刘大家门之前,虚弱无力的石任意赶来了,他敲门,屋中有人应话。“谁呀!”

听来熟识的妇人之声,石任意便回话。“姨母,是我啊!任意啊!”

屋中听音之人“啊!”了一声,随后是她脚步加快,门已启开。

绣娘圆睁杏目,再次见着自个的侄儿,她那珠泪便在眼眶之中打转,嘴角颤巍巍,没说话,却伸手就拉着任意的手臂带入家中。

刘大今个也在家中,他从庖屋出来亦瞧见了石任意。大呼一声。“哎呀!是小兄......”想来,如今他算得上是石任意的姨父了,可不能再称呼他兄弟,赶紧改口。“任意你打哪来呀!可好找你数日,不见踪影。”

寻他数日?他们哪里去寻他?

绣娘拉他坐下,揩了揩眼泪补话道:“你父亲正四处寻你,不想你安然来了姨母家,一会就让你姨父托人去你家中报喜。”

石任意听音找到自个父亲,真乃极大之惊喜。“姨母,孩儿父亲现在何处,我才从家中赶来,父亲并不在家呀?”

“嘿嘿!你父亲除了家,就是赌坊,你说他不在家还能去哪?”刘大可没绣娘那般悲悲戚戚的,他倒怡悦的紧,瞧见石任意无碍,悬心可算落地了。

父亲在赌坊,他偏生不想去的地方?哎!只能心中暗自叹息,早知就去赌坊一趟。

“任意先坐会,你姨父我去找个骑马的,托他送信你家,让你父亲来这儿,咱们欢聚一堂。”笑容布满脸面,刘大便朝大门赶去。
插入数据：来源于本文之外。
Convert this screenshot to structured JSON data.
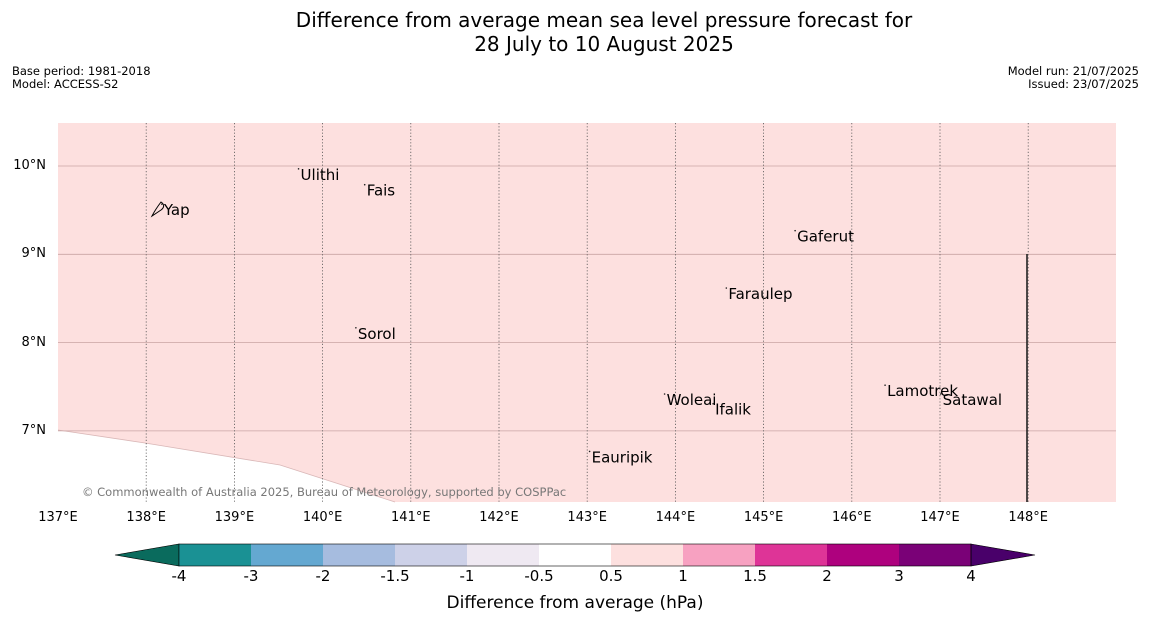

看来,父亲并未遭遇不测,石任意便可放心,他如今担忧的是于瑶素的下落,还着甘坤道究竟为何下狱,想来,姨母定然知道些。

绣娘端来糕点,细细打量眼前的亲姨侄,瞧出了不妥。

“任意,你这是去了哪里,你这些时日不见,怎瘦了许多呀?”

逃不出姨母敏锐的双眸,他自知无法隐瞒。“姨母,我......我遇上了歹人。”

“啊!”她大惊。“什么歹人,可曾为难你?”

“上苍眷顾,小命保住了。姨母,你不必担心孩儿我,今个孩儿有一件紧要的事想问问姨母可知?”

“什么事?你说。”

于是,石任意便问甘坤道为何入狱,现今如何,而绣娘将其所知尽数告知。

“不该呀!”他自言自语,一会又摇头。

“用些糕点吧!”

他哪有心思用糕点?心间拟度起来。

绣娘瞧他愣愣出神,便将十日之前,她本打算告知石任意,有关于瑶素下落的话。“任意,你可知于小姐的下落?”

她反倒问他,石任意缓过了几分神来。“孩儿不知啊!姨母可晓得她在于府否?”

绣娘汗帨揩了揩眼角,不无窘色地说:“谁知她去了哪呢?任意,姨母我从于府的下人婆子那打听过了,自打于小姐去你家中之后从未归去于府,她不声不响离开,姨母估摸着绝非好事呀!”

惊人的话一个接一个,石任意可乱了思绪,他担心的便是于瑶素可能遭逢了不测。“瑶素好端端的不该......”

“此事蹊跷,任意,于府或许还以为他们的千金小姐仍在你家中,反正,你二人早已越过雷池,于瑶素在她父母二老面前发过誓言,非你不嫁,且待你秋闱榜上有名之际便归去于府报请父母二老为你们做主,结为夫妇。这些都是于家下人婆子那听来的。任意,离放榜时日已不多了,于瑶素在你家中无端失迹,还有你继母---孙桂花,姨母我总觉着其间或有关联。”

看来,姨母与父亲已见过,父亲定然将继母失踪的消息告知了姨母和刘大。